Mean-Variance Portfolio Optimization on Islamic Stocks by Using Non Constant Mean and Volatility Models and Genetic Algorithm
Author(s) -
Endang Soeryana Hasbullah,
Nurfadhlina bt Abdul Halim,
Sukono Sukono,
Adam Sukma Putra,
Abdul Talib Bon
Publication year - 2018
Publication title -
international journal of engineering and technology
Language(s) - English
Resource type - Journals
ISSN - 2227-524X
DOI - 10.14419/ijet.v7i3.20.19274
Subject(s) - portfolio optimization , portfolio , volatility (finance) , econometrics , heteroscedasticity , autoregressive conditional heteroskedasticity , rate of return on a portfolio , post modern portfolio theory , economics , stock market , financial economics , mathematics , replicating portfolio , paleontology , horse , biology
The risk in stock market has taken an sinificant issue in investment of stock market, including Investment in some Islamic stocks. In order to minimize the level of risk, investors usually forming an investment portfolio. Establishment of a portfolio consisting of several Islamic stocks are intended to get the optimal composition of the investment portfolio.

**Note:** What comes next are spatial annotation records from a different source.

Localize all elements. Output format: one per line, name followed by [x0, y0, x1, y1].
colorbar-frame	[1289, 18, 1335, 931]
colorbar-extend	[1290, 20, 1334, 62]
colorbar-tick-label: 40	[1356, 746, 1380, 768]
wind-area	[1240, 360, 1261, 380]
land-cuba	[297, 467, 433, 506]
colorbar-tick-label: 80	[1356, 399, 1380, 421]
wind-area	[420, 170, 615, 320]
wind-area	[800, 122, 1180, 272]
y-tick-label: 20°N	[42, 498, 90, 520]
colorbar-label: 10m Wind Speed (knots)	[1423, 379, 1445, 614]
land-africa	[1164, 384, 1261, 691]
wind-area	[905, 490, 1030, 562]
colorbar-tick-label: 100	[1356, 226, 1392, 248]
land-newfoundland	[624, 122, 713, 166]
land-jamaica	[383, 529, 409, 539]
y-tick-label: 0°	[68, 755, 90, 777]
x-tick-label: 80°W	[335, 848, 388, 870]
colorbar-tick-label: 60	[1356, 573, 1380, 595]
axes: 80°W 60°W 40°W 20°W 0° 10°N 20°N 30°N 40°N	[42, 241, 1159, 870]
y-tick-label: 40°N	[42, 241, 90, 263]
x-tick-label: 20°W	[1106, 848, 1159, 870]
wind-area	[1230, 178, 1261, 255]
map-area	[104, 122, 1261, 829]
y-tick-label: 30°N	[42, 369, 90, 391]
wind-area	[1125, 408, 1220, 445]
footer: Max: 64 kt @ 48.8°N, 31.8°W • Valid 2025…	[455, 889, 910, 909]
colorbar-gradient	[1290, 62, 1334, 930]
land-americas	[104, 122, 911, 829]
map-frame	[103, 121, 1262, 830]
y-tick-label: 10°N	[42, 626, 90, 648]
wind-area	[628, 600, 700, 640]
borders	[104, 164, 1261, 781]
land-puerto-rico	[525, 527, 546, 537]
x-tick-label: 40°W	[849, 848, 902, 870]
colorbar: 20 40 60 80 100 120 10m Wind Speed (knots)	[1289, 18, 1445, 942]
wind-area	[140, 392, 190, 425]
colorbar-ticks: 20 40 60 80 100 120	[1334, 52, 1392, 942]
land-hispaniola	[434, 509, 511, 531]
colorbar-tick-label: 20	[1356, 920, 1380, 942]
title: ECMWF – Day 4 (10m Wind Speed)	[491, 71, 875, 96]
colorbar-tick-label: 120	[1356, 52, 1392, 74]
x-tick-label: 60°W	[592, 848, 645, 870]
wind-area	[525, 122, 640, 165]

This paper discussed about optimizing investment portfolio of Mean-Variance to Islamic stocks by using mean and volatility is not constant approaches. Non constant mean analyzed using models Autoregressive Moving Average (ARMA), while non constant volatility models are analyzed using the Generalized Autoregressive Conditional heteroscedastic (GARCH). Optimization process is performed by using the Lagrangian multiplier technique followed by the Genetic Algorithm (GA). The expected result is to get the proportion of investment in each Islamic stock analyzed. Based on the result, we got that GA give a proportion of portfolio optimum selection with the best expected return. However, The GA has more potential candidate of solution that give the investor an alternative of their optimum portfolio selection. in this paper, we only present the best solution which has the highest fitness to the model.